Die nüchterne Wahrheit: Die Masche funktioniert, weil sie Menschen trifft, nicht weil Menschen dumm sind. Ein Moment der Ablenkung reicht.

Wer nicht darüber spricht, bleibt allein mit dem Schaden – und lässt die Täter weiter im Dunkeln arbeiten. Erzählen Sie Ihrem Umfeld von verdächtigen SMS, auch wenn “nichts passiert” ist, weil Sie rechtzeitig gestoppt haben. Teilen Sie Screenshots in der Familie, in der WhatsApp-Gruppe mit den Eltern aus der Kita, im Kollegenkreis.

**Je mehr Menschen die typischen Formulierungen kennen, desto weniger greifen sie.** Und falls Sie doch schon geklickt oder Daten eingegeben haben: Still sitzen und hoffen, dass schon nichts passiert, ist die schlechteste aller Optionen. Rufen Sie Ihre Bank an, sperren Sie Karten, informieren Sie die Polizei. Sekunden zählen.

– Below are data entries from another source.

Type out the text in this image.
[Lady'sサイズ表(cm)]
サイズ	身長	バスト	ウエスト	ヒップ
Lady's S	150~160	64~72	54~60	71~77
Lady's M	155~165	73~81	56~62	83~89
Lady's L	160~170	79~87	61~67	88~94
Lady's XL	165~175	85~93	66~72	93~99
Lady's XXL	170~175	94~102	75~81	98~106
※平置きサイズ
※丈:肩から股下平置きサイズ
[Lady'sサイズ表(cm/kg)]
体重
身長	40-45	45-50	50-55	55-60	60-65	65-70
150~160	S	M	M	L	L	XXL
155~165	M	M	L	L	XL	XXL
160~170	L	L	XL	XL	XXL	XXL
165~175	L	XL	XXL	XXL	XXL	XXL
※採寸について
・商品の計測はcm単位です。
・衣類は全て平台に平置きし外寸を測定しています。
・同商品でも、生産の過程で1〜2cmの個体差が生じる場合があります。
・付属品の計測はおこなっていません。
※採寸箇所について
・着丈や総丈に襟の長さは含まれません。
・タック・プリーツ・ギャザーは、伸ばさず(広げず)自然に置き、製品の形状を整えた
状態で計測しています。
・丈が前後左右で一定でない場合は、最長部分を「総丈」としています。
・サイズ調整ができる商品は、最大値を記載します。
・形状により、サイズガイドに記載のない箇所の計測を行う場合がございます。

  • Was tun, wenn ich schon auf den Link geklickt habe?Browser schließen, Gerät vom WLAN trennen, Passwörter von einem anderen Gerät aus ändern. Wenn Sie Zugangsdaten oder Kartendaten eingegeben haben: Sofort Ihre Bank anrufen, Karten sperren lassen, Online-Banking-Zugang blockieren und bei der Polizei Anzeige erstatten.
  • Kann allein das Anklicken eines Links mein Konto leeren?Meist brauchen Täter weitere Schritte wie Dateneingaben oder App-Installationen. Trotzdem kann ein Link Schadsoftware nachladen. Deshalb schnell handeln, Virenscan durchführen und im Zweifel professionelle Hilfe einholen.
  • Sind ältere Menschen besonders gefährdet?Ja, oft, weil sie weniger Erfahrung mit digitalen Betrugsformen haben. Aber auch digital affine Menschen fallen auf Smishing herein, vor allem in Stresssituationen. Die Täter zielen bewusst auf typische Alltagssituationen und nicht nur auf konkrete Altersgruppen.
  • Wie erkenne ich, ob eine SMS wirklich von meiner Bank kommt?Ihre Bank wird Sie nicht per SMS auffordern, PINs, TANs oder komplette Zugangsdaten über einen Link einzugeben. Bei Unsicherheit: Rufen Sie die offizielle Servicenummer an, die Sie von Ihrer Bankkarte oder der Website kennen. Nutzen Sie niemals Kontaktinformationen aus der SMS.
  • Soll ich verdächtige SMS einfach ignorieren?Ignorieren ist besser als Klicken. Noch besser ist: kurz dokumentieren (Screenshot), Nummer sperren, die Masche im Umfeld weitergeben und bei starken Betrugsserien auch der Polizei melden. So tragen Sie dazu bei, Muster schneller zu erkennen.